Other possible scenarios for the future of work  results from the blurring of the boundaries between what is work and what is leisure, or even not doing any work at all. This is enhanced by automated technology, even if we don’t exactly realise that when we use our phones we are using automated services.

Widespread internet enable our smartphones to act out as our private old style secretaries,  when warning us about upcoming meetings, or other appointments. The ubiquity of smartphones and social media has blurred the boundaries between work and life. The same media we use to communicate with friends, relax and entertain ourselves, is the one most of us use to work. With the idea of cutting expense with large offices and utility bills, more and more companies offer employees, the possibility of working remotely which means that a large part of the work force works now from home, cafes, abroad, or even in a beach with good wifi. And even if we don’t think about it, shifting from working in a office to these broad range of possibilities, expands and changes what we understand as work and how we form our identity.

Some studies indicate that working remotely Is helping women close the gender gap in tech

 

Finally, another radical possibility for the future of work,  is no work at all, which will come with growing massive automation. Is that a good thing ?
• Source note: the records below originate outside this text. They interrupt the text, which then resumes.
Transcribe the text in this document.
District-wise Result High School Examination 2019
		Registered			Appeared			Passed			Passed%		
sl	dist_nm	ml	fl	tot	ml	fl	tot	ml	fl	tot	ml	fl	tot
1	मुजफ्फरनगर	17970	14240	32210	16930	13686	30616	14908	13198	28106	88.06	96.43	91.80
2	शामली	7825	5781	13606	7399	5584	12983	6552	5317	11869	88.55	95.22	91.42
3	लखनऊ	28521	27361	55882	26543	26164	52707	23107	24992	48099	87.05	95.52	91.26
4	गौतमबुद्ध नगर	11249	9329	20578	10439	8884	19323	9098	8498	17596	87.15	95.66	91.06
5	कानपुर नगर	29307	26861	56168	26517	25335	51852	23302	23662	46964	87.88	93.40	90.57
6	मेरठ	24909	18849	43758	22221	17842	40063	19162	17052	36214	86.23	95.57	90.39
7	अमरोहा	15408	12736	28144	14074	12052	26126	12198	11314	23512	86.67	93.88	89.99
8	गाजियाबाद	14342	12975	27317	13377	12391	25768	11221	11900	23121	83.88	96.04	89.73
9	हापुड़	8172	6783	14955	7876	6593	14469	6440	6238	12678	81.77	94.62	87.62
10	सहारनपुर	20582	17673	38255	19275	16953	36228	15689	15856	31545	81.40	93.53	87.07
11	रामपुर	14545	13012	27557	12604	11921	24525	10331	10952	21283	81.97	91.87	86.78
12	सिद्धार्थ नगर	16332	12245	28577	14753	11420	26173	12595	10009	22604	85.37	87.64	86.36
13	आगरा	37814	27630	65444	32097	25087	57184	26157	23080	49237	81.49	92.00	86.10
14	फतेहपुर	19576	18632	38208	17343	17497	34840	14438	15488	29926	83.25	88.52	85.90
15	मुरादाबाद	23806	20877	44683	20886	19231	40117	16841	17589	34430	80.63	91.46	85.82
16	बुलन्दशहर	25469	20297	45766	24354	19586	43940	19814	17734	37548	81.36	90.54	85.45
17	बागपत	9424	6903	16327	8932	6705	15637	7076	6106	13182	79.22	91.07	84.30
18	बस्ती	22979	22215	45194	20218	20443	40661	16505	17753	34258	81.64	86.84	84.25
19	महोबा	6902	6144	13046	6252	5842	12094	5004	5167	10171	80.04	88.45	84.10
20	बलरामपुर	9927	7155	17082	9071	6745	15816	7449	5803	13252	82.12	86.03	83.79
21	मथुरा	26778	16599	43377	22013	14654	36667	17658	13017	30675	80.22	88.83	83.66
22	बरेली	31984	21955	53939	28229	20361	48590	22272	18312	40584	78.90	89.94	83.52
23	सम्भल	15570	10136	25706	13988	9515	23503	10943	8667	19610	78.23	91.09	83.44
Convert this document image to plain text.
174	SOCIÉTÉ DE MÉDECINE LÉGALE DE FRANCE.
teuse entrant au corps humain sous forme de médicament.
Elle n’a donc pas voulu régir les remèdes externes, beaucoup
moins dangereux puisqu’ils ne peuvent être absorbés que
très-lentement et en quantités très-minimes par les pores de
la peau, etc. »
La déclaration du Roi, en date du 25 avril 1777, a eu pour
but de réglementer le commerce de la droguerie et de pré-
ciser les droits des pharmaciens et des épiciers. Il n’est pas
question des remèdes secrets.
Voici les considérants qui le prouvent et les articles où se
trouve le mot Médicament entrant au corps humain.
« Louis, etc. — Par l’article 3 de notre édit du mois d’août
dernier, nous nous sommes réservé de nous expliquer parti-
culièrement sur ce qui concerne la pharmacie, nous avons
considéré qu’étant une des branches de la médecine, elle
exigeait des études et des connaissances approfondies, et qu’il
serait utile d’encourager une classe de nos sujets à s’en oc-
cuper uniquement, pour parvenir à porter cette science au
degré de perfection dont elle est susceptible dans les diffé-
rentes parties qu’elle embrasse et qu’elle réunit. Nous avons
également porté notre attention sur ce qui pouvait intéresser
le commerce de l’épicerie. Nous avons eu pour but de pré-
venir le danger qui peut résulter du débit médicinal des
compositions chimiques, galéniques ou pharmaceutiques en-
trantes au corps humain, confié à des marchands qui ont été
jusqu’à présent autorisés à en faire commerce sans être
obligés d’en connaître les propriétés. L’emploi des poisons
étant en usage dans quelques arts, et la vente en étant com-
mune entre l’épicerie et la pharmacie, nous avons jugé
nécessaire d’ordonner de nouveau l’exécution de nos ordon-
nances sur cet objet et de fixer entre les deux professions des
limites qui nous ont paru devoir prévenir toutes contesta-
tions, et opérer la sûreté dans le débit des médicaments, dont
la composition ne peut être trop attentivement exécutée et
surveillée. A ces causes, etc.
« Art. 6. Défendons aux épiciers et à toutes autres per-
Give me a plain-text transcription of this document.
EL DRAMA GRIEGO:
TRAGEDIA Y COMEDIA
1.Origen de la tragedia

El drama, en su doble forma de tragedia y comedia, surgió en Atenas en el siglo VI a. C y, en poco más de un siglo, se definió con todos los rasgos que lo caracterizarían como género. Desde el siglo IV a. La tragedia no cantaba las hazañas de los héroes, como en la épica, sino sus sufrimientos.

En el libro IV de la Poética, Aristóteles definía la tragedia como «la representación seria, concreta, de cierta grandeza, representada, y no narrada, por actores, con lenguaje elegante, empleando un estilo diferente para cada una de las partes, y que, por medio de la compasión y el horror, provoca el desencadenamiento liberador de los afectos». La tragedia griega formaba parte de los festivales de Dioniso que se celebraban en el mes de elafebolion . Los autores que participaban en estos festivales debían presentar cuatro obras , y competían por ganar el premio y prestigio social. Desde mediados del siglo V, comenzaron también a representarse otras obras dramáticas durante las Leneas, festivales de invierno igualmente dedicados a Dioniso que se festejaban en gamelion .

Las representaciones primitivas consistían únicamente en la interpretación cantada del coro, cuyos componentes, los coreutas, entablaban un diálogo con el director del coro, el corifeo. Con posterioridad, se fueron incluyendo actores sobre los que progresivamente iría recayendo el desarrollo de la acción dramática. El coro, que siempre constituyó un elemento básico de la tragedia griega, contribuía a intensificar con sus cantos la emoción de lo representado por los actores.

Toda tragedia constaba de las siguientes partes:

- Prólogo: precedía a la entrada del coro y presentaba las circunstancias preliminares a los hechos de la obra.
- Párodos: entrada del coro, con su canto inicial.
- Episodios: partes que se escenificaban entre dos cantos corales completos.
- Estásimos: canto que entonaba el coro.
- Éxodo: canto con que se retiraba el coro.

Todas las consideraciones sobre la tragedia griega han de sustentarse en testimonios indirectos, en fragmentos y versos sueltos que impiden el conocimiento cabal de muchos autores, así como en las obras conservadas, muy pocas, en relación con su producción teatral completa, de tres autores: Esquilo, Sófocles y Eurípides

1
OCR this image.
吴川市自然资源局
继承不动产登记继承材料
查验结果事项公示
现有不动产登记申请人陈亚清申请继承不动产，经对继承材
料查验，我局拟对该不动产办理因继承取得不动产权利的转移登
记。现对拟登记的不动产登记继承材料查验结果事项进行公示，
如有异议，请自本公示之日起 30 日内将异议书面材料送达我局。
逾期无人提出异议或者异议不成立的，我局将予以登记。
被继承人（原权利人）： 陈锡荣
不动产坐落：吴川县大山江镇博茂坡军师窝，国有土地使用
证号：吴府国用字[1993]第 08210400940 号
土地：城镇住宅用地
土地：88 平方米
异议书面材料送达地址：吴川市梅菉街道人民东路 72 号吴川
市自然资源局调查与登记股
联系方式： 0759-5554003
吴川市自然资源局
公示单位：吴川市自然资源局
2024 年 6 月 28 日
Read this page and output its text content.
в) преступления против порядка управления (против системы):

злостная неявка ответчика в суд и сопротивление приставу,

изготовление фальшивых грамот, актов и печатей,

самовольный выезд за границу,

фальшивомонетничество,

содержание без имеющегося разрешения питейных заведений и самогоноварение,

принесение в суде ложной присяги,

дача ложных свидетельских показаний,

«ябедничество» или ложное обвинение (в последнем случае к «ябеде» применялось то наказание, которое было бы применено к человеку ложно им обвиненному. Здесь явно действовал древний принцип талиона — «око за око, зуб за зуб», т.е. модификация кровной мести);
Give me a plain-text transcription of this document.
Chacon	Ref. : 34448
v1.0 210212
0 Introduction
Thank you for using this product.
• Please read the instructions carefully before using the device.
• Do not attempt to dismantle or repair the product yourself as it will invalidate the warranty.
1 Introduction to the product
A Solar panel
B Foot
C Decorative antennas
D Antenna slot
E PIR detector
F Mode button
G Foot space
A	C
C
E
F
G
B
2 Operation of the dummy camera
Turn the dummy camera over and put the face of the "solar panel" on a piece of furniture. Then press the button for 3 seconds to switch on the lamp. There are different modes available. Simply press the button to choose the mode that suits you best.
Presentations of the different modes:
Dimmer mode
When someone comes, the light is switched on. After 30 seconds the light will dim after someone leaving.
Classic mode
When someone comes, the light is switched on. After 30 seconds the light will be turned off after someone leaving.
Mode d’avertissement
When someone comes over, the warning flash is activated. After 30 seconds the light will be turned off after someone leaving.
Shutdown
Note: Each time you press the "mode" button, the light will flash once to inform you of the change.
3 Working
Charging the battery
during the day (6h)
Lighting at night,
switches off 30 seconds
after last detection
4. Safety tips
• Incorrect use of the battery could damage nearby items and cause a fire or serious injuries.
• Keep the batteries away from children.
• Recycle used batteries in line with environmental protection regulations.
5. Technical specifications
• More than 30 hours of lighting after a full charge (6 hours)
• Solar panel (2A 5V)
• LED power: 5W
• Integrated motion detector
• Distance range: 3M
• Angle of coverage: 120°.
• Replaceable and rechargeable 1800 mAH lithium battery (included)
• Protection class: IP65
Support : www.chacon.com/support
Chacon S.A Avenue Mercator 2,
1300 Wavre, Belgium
Renowned author Jeremy Rifkin envisions what that will look like in his book “The zero Marginal cost society”  daring to say how work, in a few decades can be seen with a disbelief similar to the one we use now when looking at slavery. He says: “An half century from now, our grandchildren are likely to look back at the era of mass employment in the market with the same sense of utter disbelief as we look upon slavery and serfdom in former times. The very idea that a human being’s worth was measured almost exclusively by his or her productive output of goods and services and material wealth will seem primitive, even barbaric, and be regarded as a terrible loss of human value to our progeny living in a highly automated world where much of life is lived on the Collaborative Commons.”

In his vision, strikingly  similar to the world displayed in the scifi series Star Trek,  in 5 to 6 decades, the world will be massively automated, and humans will be able to dedicate most of their times to developing themselves creatively and finding a deeper meaning to their lives.

The future will let us know what will happen.